A, time constants of current relaxation at -50 mV plotted versus the number of amino acids inserted or deleted at SS1 and SS2 splice sites. ^ (left-hand ordinate): α-subunit alone, 5 μM Ca²⁺; • (right-hand ordinate): α+β-subunits, 2.5 μM Ca²⁺. Straight lines are least-squares fits with slope (in milliseconds per amino acid; ms AA⁻¹) and regression coefficient: α: 0.033 ms AA⁻¹, 0.953; α+β: 0.436 ms AA⁻¹, 0.996. B, V_½versus the number of amino acids inserted or deleted at SS1 and SS2 splice sites. ^, α-subunit alone; •, α+β-subunits. V_½ values were obtained by fitting Boltzmann relationships (see Fig. 4) to tail current amplitudes in 5 μM Ca²⁺. Straight lines are least-squares fits of slope (in millivolts per amino acid; mV AA⁻¹) and regression coefficient: α: -0.77 mV AA⁻¹, 0.905; α+β: -0.56 mV AA⁻¹, 0.77. All points are means ± 1 s.e.m.

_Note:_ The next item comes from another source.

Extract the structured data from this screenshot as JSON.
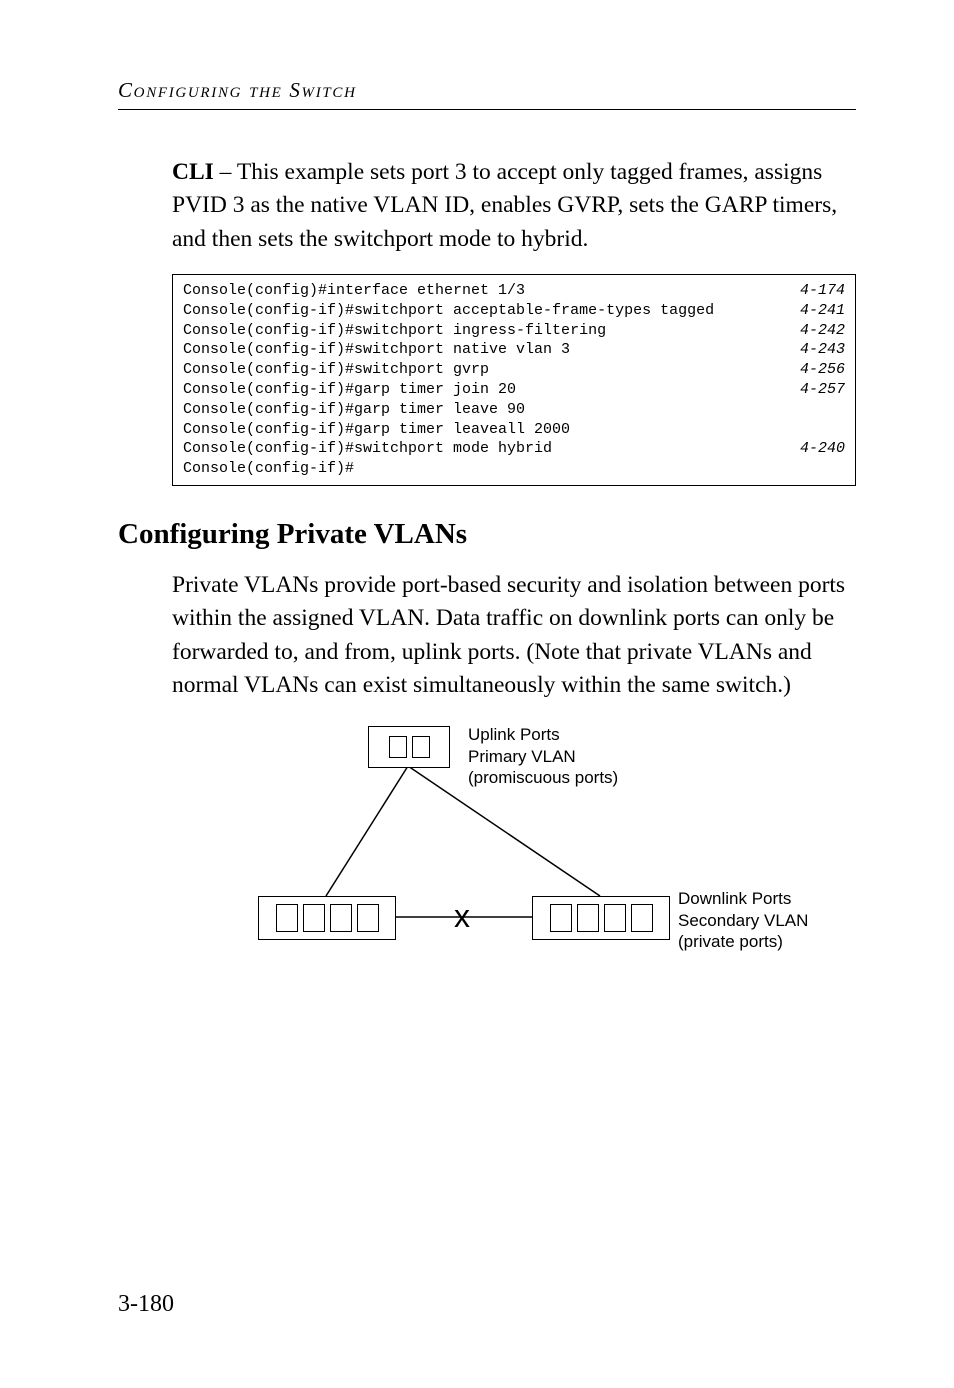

The number of measurements averaged for each variant and mean values for Boltzmann slope factor, V_ε (in mV), respectively, were: 4:-26 α: 12, 16.6; 0:0 α: 9, 19.8; 0:3: 6, 17.2; 4:3 α: 5, 17.2; 31:3 α: 5, 19.9; 4:61 α: 10, 20.0; 4:-26 α+β: 9, 22.2; 0:0 α+β: 3, 24.1; 4:3 α+β: 3, 24; 31:3 α+β: 6, 23; 4:61 α+β: 5, 19.